Department of Laparoscopic Surgery, Chase Farm Hospital, The Ridgeway, Enfield, Middlesex, EN2 8JL, UK.
Surg Endosc. 2012 Mar;26(3):843-6. doi: 10.1007/s00464-011-1963-z. Epub 2011 Oct 13.
Trocar entry points have been identified as a significant source of pain after laparoscopic surgery. This is particularly true of the larger 12-mm ports that require deep fascial closure to avoid port-site herniation. We investigated whether using radially expanding trocars not requiring fascial closure compared to conventional cutting trocars for the 12-mm port in transabdominal preperitoneal (TAPP) hernia repairs had any effect on postoperative analgesic requirements and return to work or normal activity.
The number of days analgesia was required postoperatively and the number of days taken to return to normal activity was recorded for 143 consecutive patients who underwent TAPP hernia repair by a single experienced laparoscopic surgeon. Exactly the same operative technique was used in these patients with the exception of the 12-mm port site entry. In group 1 (104 patients), a conventional cutting trocar was used requiring deep fascial closure. In group 2 (39 patients), a radially expanding trocar was used and the fascial defect was not closed.

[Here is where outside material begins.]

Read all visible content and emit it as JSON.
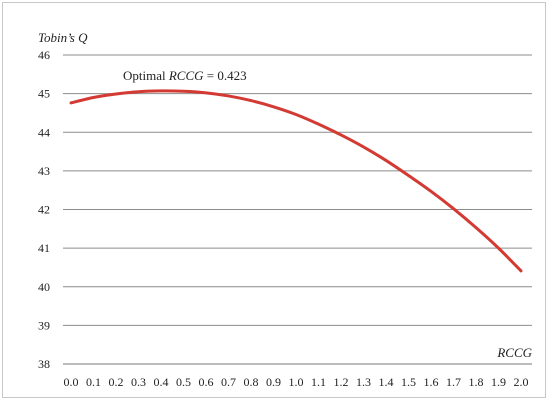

Analgesia was required for an average of 10.5 days in group 1 and 2.4 days in group 2 (P < 0.001). The average time to return to work or to normal activity was 23.4 days in group 1 and 15.6 days in group 2 (P = 0.004). There was no significant difference between the two groups with respect to the patients' age, sex, or operating time.
Using the laparoscopic TAPP hernia repair as a standardised operation, changing from 12-mm fascial port closure to a technique that uses port dilation (not requiring a potentially "tight" deeper fascial closure) in a similar group of patients shows that there is a significant reduction in postoperative analgesic requirement and an earlier return to productive work or normal lifestyle. Perhaps dilating ports should replace those larger 10-, 12-, and 15-mm ports that require deeper sutures in all laparoscopic surgical operations.
经腹腔镜手术后,套管入口点已被确定为疼痛的一个重要来源。对于需要深层筋膜闭合以避免端口部位疝的较大的 12mm 端口尤其如此。我们研究了与传统切割套管相比,在经腹腹膜前(TAPP)疝修补术中使用不需要筋膜闭合的径向扩张套管是否会影响术后镇痛需求以及恢复工作或正常活动的时间。
对 143 例连续接受同一位经验丰富的腹腔镜外科医生行 TAPP 疝修补术的患者,记录术后需要镇痛的天数和恢复正常活动的天数。这些患者采用完全相同的手术技术,只是 12mm 端口部位的进入方式不同。在第 1 组(104 例患者)中,使用传统的切割套管,需要深部筋膜闭合。在第 2 组(39 例患者)中,使用径向扩张套管,筋膜缺损未闭合。
第 1 组平均需要镇痛 10.5 天,第 2 组平均需要镇痛 2.4 天(P<0.001)。第 1 组恢复工作或正常活动的平均时间为 23.4 天,第 2 组为 15.6 天(P=0.004)。两组患者的年龄、性别或手术时间无显著差异。
将腹腔镜 TAPP 疝修补术作为标准操作,将 12mm 筋膜端口闭合术改为使用端口扩张术(不需要潜在的“紧密”深层筋膜闭合)的技术,在类似的患者群体中,术后镇痛需求显著减少,且更早恢复生产性工作或正常生活方式。也许在所有腹腔镜手术中,扩张端口应该替代那些较大的 10mm、12mm 和 15mm 端口,这些端口需要更深处的缝合。